Today, I’d like to share information about Musical.ly.
For those who are unfamiliar (which most likely includes people over 25), Musical.ly is a popular social media platform that allows users create and share 15-second videos of them, lip syncing to various sound clips.
On the face of it, Musical.ly simply feels like a kids’ digital wonderland. Young girls, in particular, are drawn to the app, using it to pretend to be the next pop icon.
However, there is a problem: Although the app is intended for users above 13 years of age, many of the most dedicated users are kids below 13. You can enter any birthday and open an account.
You might wonder, what’s wrong with such a harmless app being infiltrated by underage users? Well, a lot! So here are six secrets you should know, if your teenager has been pleading for the app:
1) Inappropriate Lyrics: An issue that stands out is that you have kids mimicking what they see on music videos, trying to gain more views and increase their popularity. If you see the clothes they wear, the gestures they make, the lyrics they perform to, you’re bound to be concerned. There are songs about smoking, drinking, partying and cuss words and more, which are not always appropriate for young users; most of them don’t even know what all of that means!
2) I’ve often got complaints from worried parents, who’ve cited a multitude of concerns such as porn and other inappropriate content slipping through the filters.
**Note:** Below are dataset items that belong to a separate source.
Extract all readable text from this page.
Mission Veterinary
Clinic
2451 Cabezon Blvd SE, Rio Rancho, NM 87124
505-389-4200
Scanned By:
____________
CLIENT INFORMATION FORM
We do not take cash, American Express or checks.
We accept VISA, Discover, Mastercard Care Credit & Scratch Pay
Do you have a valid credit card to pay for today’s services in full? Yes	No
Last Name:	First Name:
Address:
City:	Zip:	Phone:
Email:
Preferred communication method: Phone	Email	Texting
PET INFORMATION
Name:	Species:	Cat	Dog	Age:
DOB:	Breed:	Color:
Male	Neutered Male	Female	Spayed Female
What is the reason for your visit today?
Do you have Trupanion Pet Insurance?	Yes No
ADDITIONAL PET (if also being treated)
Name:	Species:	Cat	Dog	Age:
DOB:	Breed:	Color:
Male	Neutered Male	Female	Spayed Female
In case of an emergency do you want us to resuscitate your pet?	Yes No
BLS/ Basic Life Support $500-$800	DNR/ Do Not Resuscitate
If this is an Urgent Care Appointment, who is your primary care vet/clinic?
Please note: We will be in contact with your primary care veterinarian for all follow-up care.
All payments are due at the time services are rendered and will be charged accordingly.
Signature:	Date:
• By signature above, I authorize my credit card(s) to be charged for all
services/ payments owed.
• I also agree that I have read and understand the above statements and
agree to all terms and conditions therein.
Besides privacy issues, parents are also concerned that their children might develop an unhealthy obsession with popularity, which could further lead to issues regarding their self image.
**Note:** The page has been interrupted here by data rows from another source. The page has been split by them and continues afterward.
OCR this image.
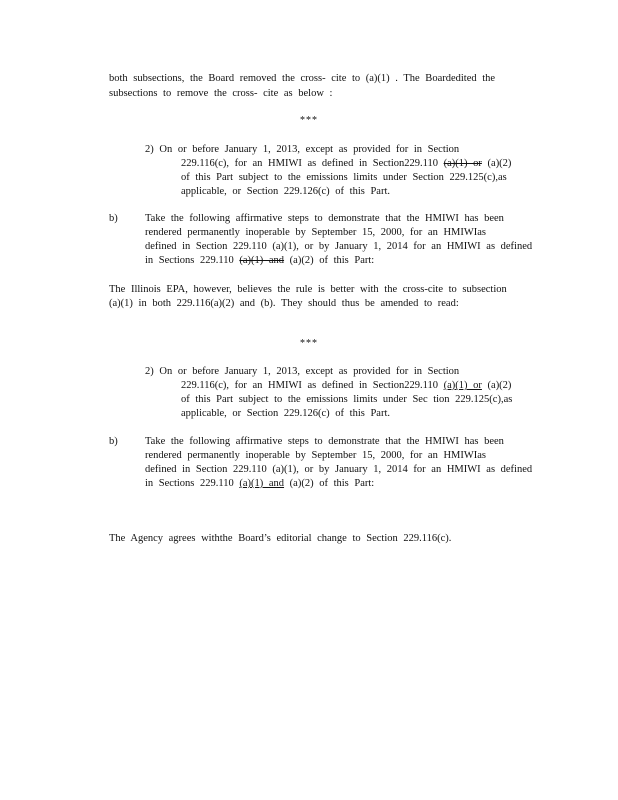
both subsections, the Board removed the cross- cite to (a)(1) . The Boardedited the
subsections to remove the cross- cite as below :
***
2) On or before January 1, 2013, except as provided for in Section
229.116(c), for an HMIWI as defined in Section229.110 (a)(1) or (a)(2)
of this Part subject to the emissions limits under Section 229.125(c),as
applicable, or Section 229.126(c) of this Part.
b)	Take the following affirmative steps to demonstrate that the HMIWI has been
rendered permanently inoperable by September 15, 2000, for an HMIWIas
defined in Section 229.110 (a)(1), or by January 1, 2014 for an HMIWI as defined
in Sections 229.110 (a)(1) and (a)(2) of this Part:
The Illinois EPA, however, believes the rule is better with the cross-cite to subsection
(a)(1) in both 229.116(a)(2) and (b). They should thus be amended to read:
***
2) On or before January 1, 2013, except as provided for in Section
229.116(c), for an HMIWI as defined in Section229.110 (a)(1) or (a)(2)
of this Part subject to the emissions limits under Sec tion 229.125(c),as
applicable, or Section 229.126(c) of this Part.
b)	Take the following affirmative steps to demonstrate that the HMIWI has been
rendered permanently inoperable by September 15, 2000, for an HMIWIas
defined in Section 229.110 (a)(1), or by January 1, 2014 for an HMIWI as defined
in Sections 229.110 (a)(1) and (a)(2) of this Part:
The Agency agrees withthe Board’s editorial change to Section 229.116(c).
3) Live streaming: Musical.ly also recently shut down its standalone live-streaming app, Live.ly, merging into their main app. Now that “musers” can live-stream their videos, I feel the risks are even higher because there’s no delete button on the Internet. Once posted, you can never take it back!
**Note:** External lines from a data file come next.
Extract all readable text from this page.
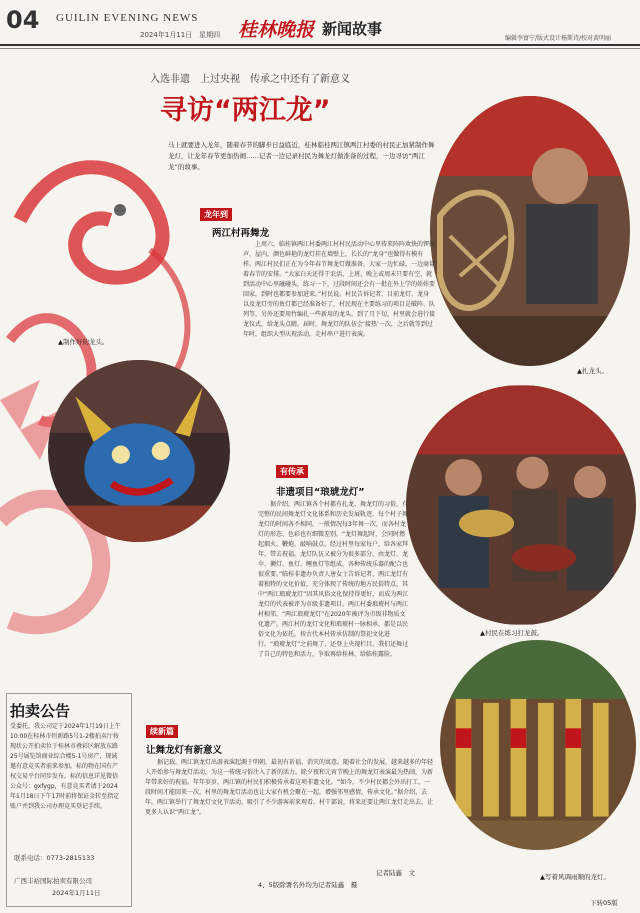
04 GUILIN EVENING NEWS
2024年1月11日　星期四 桂林晚报 新闻故事
编辑李富宁/版式设计杨斯诗/校对黄明丽
▲制作好的龙头。
入选非遗　上过央视　传承之中还有了新意义
寻访“两江龙”
马上就要进入龙年，随着春节的脚步日益临近，桂林临桂两江镇两江村委的村民正加紧制作舞龙灯，让龙年春节更加热闹……记者一边记录村民为舞龙灯做准备的过程，一边寻访“两江龙”的故事。
▲扎龙头。
龙年到
两江村再舞龙
上周六，临桂镇两江村委两江村村民活动中心里传来阵阵欢快的锣鼓声，屋内，颜色鲜艳的龙灯挂在墙壁上，长长的“龙身”也做得有模有样。两江村民们正在为今年春节舞龙灯做准备，大家一边忙碌，一边商量着春节的安排。“大家白天还得干农活，上班，晚上或周末只要有空，就到活动中心里碰碰头，练习一下，过段时间还会有一批在外上学的娃娃要回家，到时也都要参加进来。”村民说。村民告诉记者，目前龙灯、龙身以及龙灯旁的鱼灯都已经准备好了，村民现在主要练习的项目是破阵、队列等，另外还要用竹编扎一些新用的龙头。到了月下旬，村里就会进行接龙仪式，给龙头点睛。届时，舞龙灯的队伍会‘接热’一次，之后就等到过年时，组织大型庆祝活动，走村串户进行表演。
▲村民在练习打龙鼓。
有传承
非遗项目“琅琥龙灯”
据介绍，两江镇各个村都有扎龙、舞龙灯的习俗，有完整的民间舞龙灯文化体系和历史发展轨迹，每个村子舞龙灯的时间各不相同，一般情况每3年舞一次，而各村龙灯的形态、色彩也有细微差别。“龙灯舞起时，会同时燃起烟火、鞭炮，敲响鼓点。经过村里每家每户，给各家拜年，带去祝福。龙灯队伍又被分为很多部分，由龙灯、龙伞、狮灯、鱼灯、鲤鱼灯等组成，各种传统乐器的配合也很重要。”临桂非遗办负责人唐女士告诉记者，两江龙灯有着独特的文化价值，充分体现了传统的地方民俗特点，其中“两江琅琥龙灯”因其风俗文化保持得更好，而成为两江龙灯的代表被评为市级非遗项目。两江村委琅琥村与两江村相邻，“两江琅琥龙灯”在2020年被评为市级非物质文化遗产。两江村的龙灯文化和琅琥村一脉相承，都是以民俗文化为依托，按古代本村传承仿制的祭祀文化进行。“琅琥龙灯”之前舞了，还登上央视栏目，我们还舞过了自己的特色和活力，争取再给桂林、给临桂露脸。
▲写着风调雨顺的龙灯。
续新篇
让舞龙灯有新意义
据记载，两江镇龙灯出游表演起源于明朝，最初有祈福、消灾的寓意。随着社会的发展，越来越多的年轻人开始参与舞龙灯活动，为这一传统习俗注入了新的活力。除夕夜和元宵节晚上的舞龙灯表演最为热闹，为新年带来好的祝福。年年岁岁，两江镇的村民们积极传承着这项非遗文化。“如今，不少村民都会外出打工，一段时间才能回来一次，村里的舞龙灯活动也让大家有机会聚在一起，增强邻里感情，传承文化。”据介绍，去年，两江镇举行了舞龙灯文化节活动，吸引了不少游客前来观看。村干部说，将来还要让两江龙灯走出去，让更多人认识“两江龙”。
记者陆鑫　文
4、5版除署名外均为记者陆鑫　摄
下转05版
拍卖公告
受委托，我公司定于2024年1月19日上午10:00在桂林市恒新路5号1-2楼拍卖厅按现状公开拍卖位于桂林市叠彩区解放东路25号展览馆商业综合楼5-1号房产，现诚邀有意竞买者前来参加。标的物在国有产权交易平台同步发布。标的信息详见微信公众号：gxfygp，有意竞买者请于2024年1月18日下午17时前将保证金转至指定账户并到我公司办理竞买登记手续。
联系电话：0773-2815133
广西丰裕国际拍卖有限公司
2024年1月11日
4) On initial browsing, the content on the app may seem more silly than inappropriate. If one takes a deep dive into community, one will discover that hash tags are a way for people to use the app in inappropriate and sometimes deeply offensive ways. Although the platform keeps banning inappropriate tags, internet safety advocates say that moderation teams will never be able to stay on top of the constantly evolving list. How can we expect them to keep up with changes such as users removing an “e” for sexy or putting accents over things? So all of a sudden they’re outwitting the syntax.
5) Lack of parent al controls: Children can view anything and there’s no way of stopping that. Parental controls in Musical.ly are as if all of the doors can be opened from the outside, so the child who’s walking around can just open whatever door they want, look inside and come across adult content.
As parents and teachers, it’s important for us to talk to our children and share these facts with them. Encourage them to come to you and openly share their online experiences and seek your advice if they’ve come across anything inappropriate or upsetting.Be Safe and ensure others are safe too!
P.S: Having owned the app TikTok, Bytedance bought musical.ly Inc in 2017 and combined the two apps, musical.ly and TikTok, into a single app named after TikTok on August 2, 2018.